With hundreds of thousands of people with HVAC Expertise across the U.S. working at approximately 2,000 companies, we elected to avoid what perhaps you’ve seen in other industry segments.
Our contractors can help you diagnose problems with excessive moisture. They can help “fix” them, by investigating your building’s problems. Again, the bottom line for all of us is: The secret is to keep moisture out of the building and control and contain what is necessarily in the building. If you do this well, you will condemn any mold in your building to an early death!
Without moisture, mold cannot thrive.
A: Here are some simple things homeowners can check before calling your local SMACNA contractor.
1. Check your thermostat—Do you have it set for heating or cooling and is the choice appropriate for the season or is it inadvertently in the “off” position?
2. Check the air filter. If it’s very dirty – if it hasn’t been changed in months and it’s clogged with dirt – your system’s working hard to get ANY air through. Replace the filter and see if the system then operates properly.
3. Check that nothing is blocking the free access of air to your outdoor unit—this applies to air conditioners and heat pumps. Shrubs and bushes can block and restrict airflow to outside units and snow can drift against outdoor heat pump coils.
4. Check your electric fuses or breakers. As you certainly know, your HVAC system uses electric power to do its job. Your load center has fuses or circuit breakers. One or more provides power to the HVAC system. You might have one for the furnace and another for the air conditioner. For a heat pump, one is usually provided for each separate piece of heat pump equipment; one for the air handler and one for the outside unit if you have a split system, for example.
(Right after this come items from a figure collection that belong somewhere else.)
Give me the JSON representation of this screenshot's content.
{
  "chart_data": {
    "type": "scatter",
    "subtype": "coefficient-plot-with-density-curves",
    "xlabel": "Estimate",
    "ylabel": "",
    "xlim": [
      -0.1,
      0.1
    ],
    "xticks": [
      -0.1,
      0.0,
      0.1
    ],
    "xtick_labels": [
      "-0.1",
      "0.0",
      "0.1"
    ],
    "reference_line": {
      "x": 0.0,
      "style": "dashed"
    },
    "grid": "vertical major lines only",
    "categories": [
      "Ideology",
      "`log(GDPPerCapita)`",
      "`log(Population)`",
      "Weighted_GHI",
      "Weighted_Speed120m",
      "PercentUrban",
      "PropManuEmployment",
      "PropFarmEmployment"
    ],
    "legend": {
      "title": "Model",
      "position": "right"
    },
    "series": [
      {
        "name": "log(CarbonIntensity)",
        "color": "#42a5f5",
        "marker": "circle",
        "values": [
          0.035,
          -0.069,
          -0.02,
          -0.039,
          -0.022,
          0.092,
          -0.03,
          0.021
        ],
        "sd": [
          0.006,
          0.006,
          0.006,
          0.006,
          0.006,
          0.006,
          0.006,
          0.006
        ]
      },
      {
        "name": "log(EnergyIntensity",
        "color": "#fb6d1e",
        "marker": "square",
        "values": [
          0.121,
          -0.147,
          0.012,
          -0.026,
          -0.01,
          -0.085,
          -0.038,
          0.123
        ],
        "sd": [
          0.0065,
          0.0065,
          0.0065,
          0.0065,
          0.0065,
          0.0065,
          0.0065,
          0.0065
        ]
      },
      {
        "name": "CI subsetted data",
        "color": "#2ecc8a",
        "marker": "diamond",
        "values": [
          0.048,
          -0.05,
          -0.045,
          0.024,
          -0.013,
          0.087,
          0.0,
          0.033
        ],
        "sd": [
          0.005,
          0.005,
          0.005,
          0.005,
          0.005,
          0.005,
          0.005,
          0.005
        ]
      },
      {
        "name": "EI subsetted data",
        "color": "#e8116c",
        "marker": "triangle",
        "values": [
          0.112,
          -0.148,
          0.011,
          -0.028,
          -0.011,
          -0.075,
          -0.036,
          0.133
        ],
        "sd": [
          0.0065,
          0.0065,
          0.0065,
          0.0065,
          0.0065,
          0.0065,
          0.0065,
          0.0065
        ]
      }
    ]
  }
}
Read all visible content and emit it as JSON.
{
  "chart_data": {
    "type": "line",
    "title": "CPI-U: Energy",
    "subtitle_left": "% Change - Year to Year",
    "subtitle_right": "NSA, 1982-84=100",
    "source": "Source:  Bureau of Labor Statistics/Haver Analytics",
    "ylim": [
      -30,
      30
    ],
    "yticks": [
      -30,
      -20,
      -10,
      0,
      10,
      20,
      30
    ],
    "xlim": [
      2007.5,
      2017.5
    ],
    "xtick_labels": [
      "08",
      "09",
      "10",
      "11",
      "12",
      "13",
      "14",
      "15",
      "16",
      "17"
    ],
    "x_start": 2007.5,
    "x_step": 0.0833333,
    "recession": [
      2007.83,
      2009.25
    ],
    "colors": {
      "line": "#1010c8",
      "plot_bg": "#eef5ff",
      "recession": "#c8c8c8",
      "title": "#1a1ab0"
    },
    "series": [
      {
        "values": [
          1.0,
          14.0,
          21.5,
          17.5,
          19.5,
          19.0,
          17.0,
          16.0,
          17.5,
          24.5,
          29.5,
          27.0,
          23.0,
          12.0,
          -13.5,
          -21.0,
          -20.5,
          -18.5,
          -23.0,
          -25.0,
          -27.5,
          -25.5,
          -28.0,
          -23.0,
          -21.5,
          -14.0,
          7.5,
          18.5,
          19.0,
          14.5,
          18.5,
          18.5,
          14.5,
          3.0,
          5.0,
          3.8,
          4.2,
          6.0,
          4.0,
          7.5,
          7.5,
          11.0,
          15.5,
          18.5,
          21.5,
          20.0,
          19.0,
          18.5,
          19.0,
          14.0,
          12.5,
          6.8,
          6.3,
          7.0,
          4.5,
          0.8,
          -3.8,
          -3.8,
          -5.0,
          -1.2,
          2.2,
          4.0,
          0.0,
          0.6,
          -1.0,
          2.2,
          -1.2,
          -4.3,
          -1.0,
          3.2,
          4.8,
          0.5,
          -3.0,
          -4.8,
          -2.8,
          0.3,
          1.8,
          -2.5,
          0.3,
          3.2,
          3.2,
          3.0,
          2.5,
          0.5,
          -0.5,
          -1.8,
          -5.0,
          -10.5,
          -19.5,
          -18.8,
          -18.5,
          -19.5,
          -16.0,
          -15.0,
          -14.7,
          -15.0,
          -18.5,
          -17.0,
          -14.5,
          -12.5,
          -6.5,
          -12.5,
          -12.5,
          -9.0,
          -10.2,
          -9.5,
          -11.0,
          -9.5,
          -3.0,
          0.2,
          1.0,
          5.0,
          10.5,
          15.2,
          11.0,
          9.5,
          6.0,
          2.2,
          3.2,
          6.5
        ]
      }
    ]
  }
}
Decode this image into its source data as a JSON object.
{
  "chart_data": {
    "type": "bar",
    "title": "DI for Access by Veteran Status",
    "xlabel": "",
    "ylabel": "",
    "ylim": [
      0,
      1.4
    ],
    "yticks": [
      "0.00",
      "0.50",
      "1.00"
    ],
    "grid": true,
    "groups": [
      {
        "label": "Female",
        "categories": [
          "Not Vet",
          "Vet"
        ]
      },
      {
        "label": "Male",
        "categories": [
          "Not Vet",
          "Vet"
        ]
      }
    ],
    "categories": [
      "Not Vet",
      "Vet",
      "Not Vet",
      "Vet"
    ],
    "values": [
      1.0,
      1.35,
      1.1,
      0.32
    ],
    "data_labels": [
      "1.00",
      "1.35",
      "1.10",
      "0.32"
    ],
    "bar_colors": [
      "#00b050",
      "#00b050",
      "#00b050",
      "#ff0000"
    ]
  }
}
If the fuse is blown or the breaker has “flipped” to the “off” position, you can play with the thermostat for an extended amount of time and you won’t accomplish anything!
It is kind of wasteful to call a service person to “throw” a circuit breaker! However, that is one of the first things our service people check. And you’d be surprised how often a service call consists of not much more than resetting the circuit breaker.
Additionally, your unit might have one or more Disconnect Switches. Perhaps your home has such a switch outside the house. Perhaps a mischievous youth moved the switch from “on” to “off” without you knowing it.
Again, it will be easier for you, the contractor, and the HVAC technician, if you took care of this yourself. However, if you reset a circuit breaker or replace a fuse and it immediately trips or blows—call for expert service assistance.
5. HVAC experts recommend regular replacement of dirty filters. Perhaps you have done the required thing and replaced the filter very recently. Very soon after that effort, you might discover the system isn’t doing the job!
If the filter was in the HVAC equipment, go back and check that the system’s fan door is installed properly. Many heaters have a door interlock switch. Your furnace probably will not begin operating until the access door is tightly in. Others simply will not work well if the access panel is allowing air to bypass the unit.